Tuesday, September 5, 2023

Sextette

 

    If you don't enjoy Mae West, you might as well leave this website, because she was the ultimate Queen of Camp, at least in her later years.  This was a woman who basically saved Paramount Studios from complete bankruptcy and single-handedly brought feminism to its height of appreciation.  She didn't need a man, but constantly talked about them anyway.  "Men are like linoleum floors, lay 'em right and you can walk all over them for years'.  Her quotes are as funny as they are timeless, and she had a million of them, all of which she wrote herself!  "Is that a pistol in your pocket or are you just happy to see me?"  Miss West definitely had her time in the spotlight, making hit after hit while in her heyday, but after a while, she'd basically had enough and lived quietly in the apartment building (that she purchased simply because the manager didn't care for her type of friends) called The Ravenwood.  She even bought the building across the street because she didn't like the color and after buying it, she had it repainted.  


     Anyway, after years of being in retirement, Mae West was drawn back out into the spotlight to star in the camp classic Myra Breckinridge.  A movie that even though it had Mae West, Raquel Welch, Farrah Fawcett, and a young Tom Selleck starring in it, tanked worse than most of the movies ever made at that point (1970).  And even though it really isn't that great of a movie, it's still enjoyed for its trashy campiness and unbelievable storyline, not to mention the bad acting.  But most of all, we got to see what became of the powerhouse we all knew as the incomparable Mae West, who was the real star of the film even though she probably had the least screen time of all the actors in the entire movie.  


     Even after the disastrous Myra Breckinridge had completely tanked at the box office, it still reminded Mae West that she was a star and had reignited her desire to be seen in films again, even though she was over 80 years old at that point.  So she dug out an old play that she had written almost 20 years prior, that people had told her could never be filmed due to its sexual overtones, but it was now the late 1970s, and scripts like the ones Mae wrote were no longer seen as jailable offenses.  Mae was always ahead of her time.  I mean, this was a woman who wrote a play all about gay men, simply titled "Sex"...back in the 1920s!

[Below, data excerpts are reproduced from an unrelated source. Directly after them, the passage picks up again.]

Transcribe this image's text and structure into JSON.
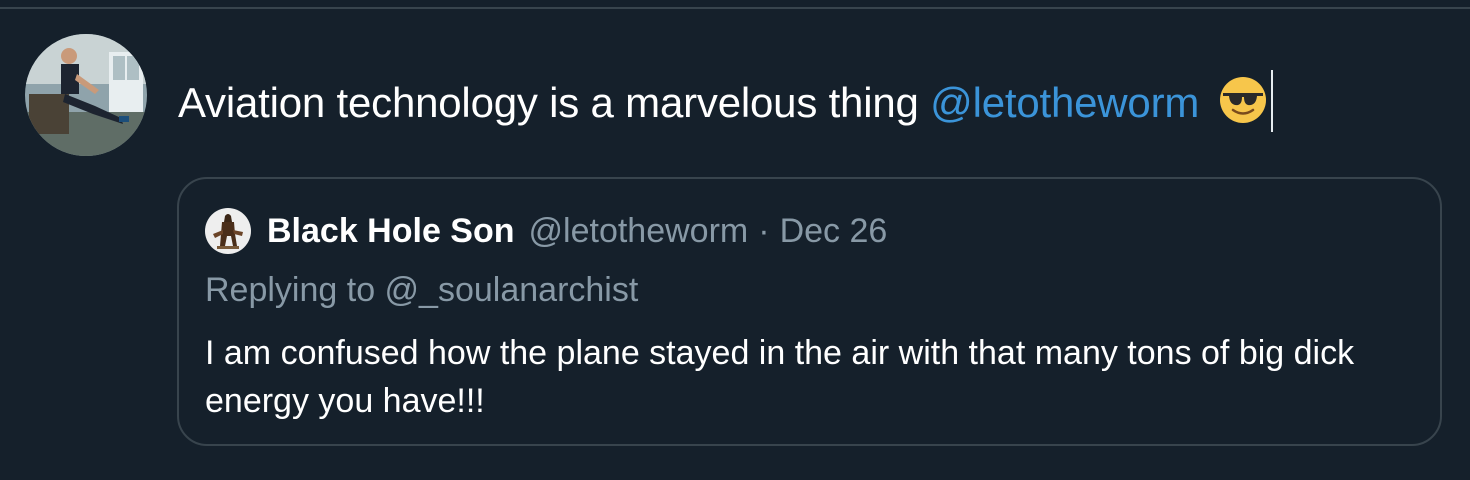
{
  "composer": {
    "text": "Aviation technology is a marvelous thing",
    "mention": "@letotheworm",
    "emoji": "smiling-face-with-sunglasses-icon"
  },
  "quoted_tweet": {
    "author_name": "Black Hole Son",
    "author_handle": "@letotheworm",
    "separator": "·",
    "date": "Dec 26",
    "replying_to": "Replying to @_soulanarchist",
    "body": "I am confused how the plane stayed in the air with that many tons of big dick energy you have!!!"
  },
  "colors": {
    "background": "#15202b",
    "border": "#38444d",
    "text_primary": "#ffffff",
    "text_secondary": "#8899a6",
    "mention": "#3b94d9"
  }
}
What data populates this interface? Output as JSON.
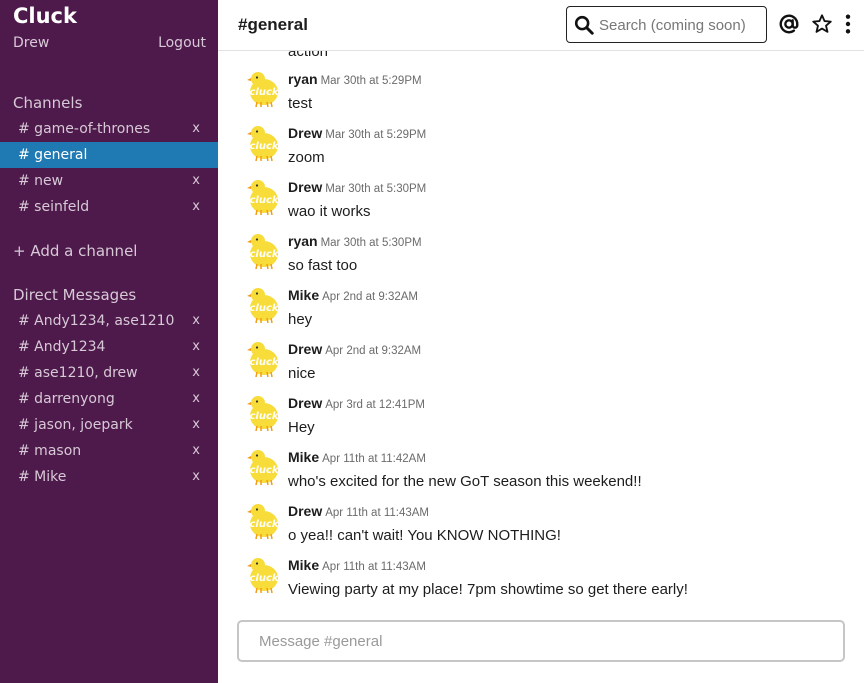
{
  "app": {
    "name": "Cluck"
  },
  "user": {
    "name": "Drew",
    "logout_label": "Logout"
  },
  "sidebar": {
    "channels_title": "Channels",
    "channels": [
      {
        "label": "# game-of-thrones",
        "close": "x"
      },
      {
        "label": "# general",
        "close": ""
      },
      {
        "label": "# new",
        "close": "x"
      },
      {
        "label": "# seinfeld",
        "close": "x"
      }
    ],
    "add_channel_label": "+ Add a channel",
    "dm_title": "Direct Messages",
    "dms": [
      {
        "label": "# Andy1234, ase1210",
        "close": "x"
      },
      {
        "label": "# Andy1234",
        "close": "x"
      },
      {
        "label": "# ase1210, drew",
        "close": "x"
      },
      {
        "label": "# darrenyong",
        "close": "x"
      },
      {
        "label": "# jason, joepark",
        "close": "x"
      },
      {
        "label": "# mason",
        "close": "x"
      },
      {
        "label": "# Mike",
        "close": "x"
      }
    ]
  },
  "header": {
    "channel_title": "#general",
    "search_placeholder": "Search (coming soon)",
    "icons": [
      "search-icon",
      "at-icon",
      "star-icon",
      "more-vertical-icon"
    ]
  },
  "messages": {
    "partial_text": "action",
    "items": [
      {
        "author": "ryan",
        "time": "Mar 30th at 5:29PM",
        "text": "test"
      },
      {
        "author": "Drew",
        "time": "Mar 30th at 5:29PM",
        "text": "zoom"
      },
      {
        "author": "Drew",
        "time": "Mar 30th at 5:30PM",
        "text": "wao it works"
      },
      {
        "author": "ryan",
        "time": "Mar 30th at 5:30PM",
        "text": "so fast too"
      },
      {
        "author": "Mike",
        "time": "Apr 2nd at 9:32AM",
        "text": "hey"
      },
      {
        "author": "Drew",
        "time": "Apr 2nd at 9:32AM",
        "text": "nice"
      },
      {
        "author": "Drew",
        "time": "Apr 3rd at 12:41PM",
        "text": "Hey"
      },
      {
        "author": "Mike",
        "time": "Apr 11th at 11:42AM",
        "text": "who's excited for the new GoT season this weekend!!"
      },
      {
        "author": "Drew",
        "time": "Apr 11th at 11:43AM",
        "text": "o yea!! can't wait! You KNOW NOTHING!"
      },
      {
        "author": "Mike",
        "time": "Apr 11th at 11:43AM",
        "text": "Viewing party at my place! 7pm showtime so get there early!"
      }
    ]
  },
  "composer": {
    "placeholder": "Message #general"
  },
  "colors": {
    "sidebar_bg": "#4d1a4b",
    "active_channel": "#1f7ab3",
    "avatar_yellow": "#f7dc3a"
  }
}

       So Mae West dug out an old script, revamped it, and hired literally EVERYBODY to star in it, and I do mean EVERYBODY.  Timothy Dalton, Dom Deluise, Tony Curtis, Ringo Starr, Regis Philbin, George Hamilton, and Alice Cooper, just to name a few!  And these were just the people who accepted a role in the film, dozens of other actors were offered roles and (wisely) turned them down.  And even though it still had (almost) every star that was somewhat popular at the time, it STILL tanked at the box office, shockingly worse than Myra Breckinridge did, which people didn't think was cinematically possible.  Proving that no matter how many wonderful actors you insert into a film it can still be a piece of crap.


      Even though the plot is paper thin, and the acting is horrendous, I still loved it.  Just to see how good Mae West still looked at 84 years old.  Speaking of the plot, it was obviously geared to function as a showcase of stars instead of an actual movie.  The entire story revolves around a woman named Marlo Manners (Mae West) who has recently married Sir Michael Barrington (Timothy Dalton) and no one even bats an eyelash despite the 60-year age difference between them.  It just so happens that there is an international conference happening at the very hotel where Marlo and her new husband (#6) are now spending their honeymoon.  Husbands 1-5 are all there and one of them, a Russian delegate I think, decides that he wants one last fling with his old flame Marlo.  Meanwhile, her current husband spends the entire movie in an interview trying desperately to prove he's not gay ("Where's my husband?  He's downstairs trying to save his reputation.  Oh, well he should be up here with me trying to ruin it")


     Madness erupts when it's discovered that Marlo has made a cassette recording of all her scandalous affairs, that her manager is trying to destroy but it keeps slipping through his fingers and makes its way all around the hotel in various sorts of mishaps.  This little pink tape ends up everywhere from being stuck in a muscleman's pecs to one of the building's gargoyles.  Not such a long story made even shorter, he gets it back, and the world (and Marlo's reputation) is saved.  Not that she really cares.  She's too busy trying on new outfits in her hotel room the entire time.


     Most assuredly a movie that has more trivia than it does storyline.  Mae West was basically blind, deaf, and senile when the movie was made and apparently needed an earpiece hidden in her wig to help her remember her lines.  Sandbags were placed on the floor so that she would know when she'd hit her mark since she couldn't see two inches in front of her due to having severe cataracts.  Such a terrible movie, but it does fall into that wonderful category of "so bad that it's good".  And even though it got awful reviews, hardly made a dime, and was a temporary demise for many up-and-coming actors, there isn't one person who says that they had less than a marvelous time making it, proving that even when she was already half dead, Mae West could still be the life of the party.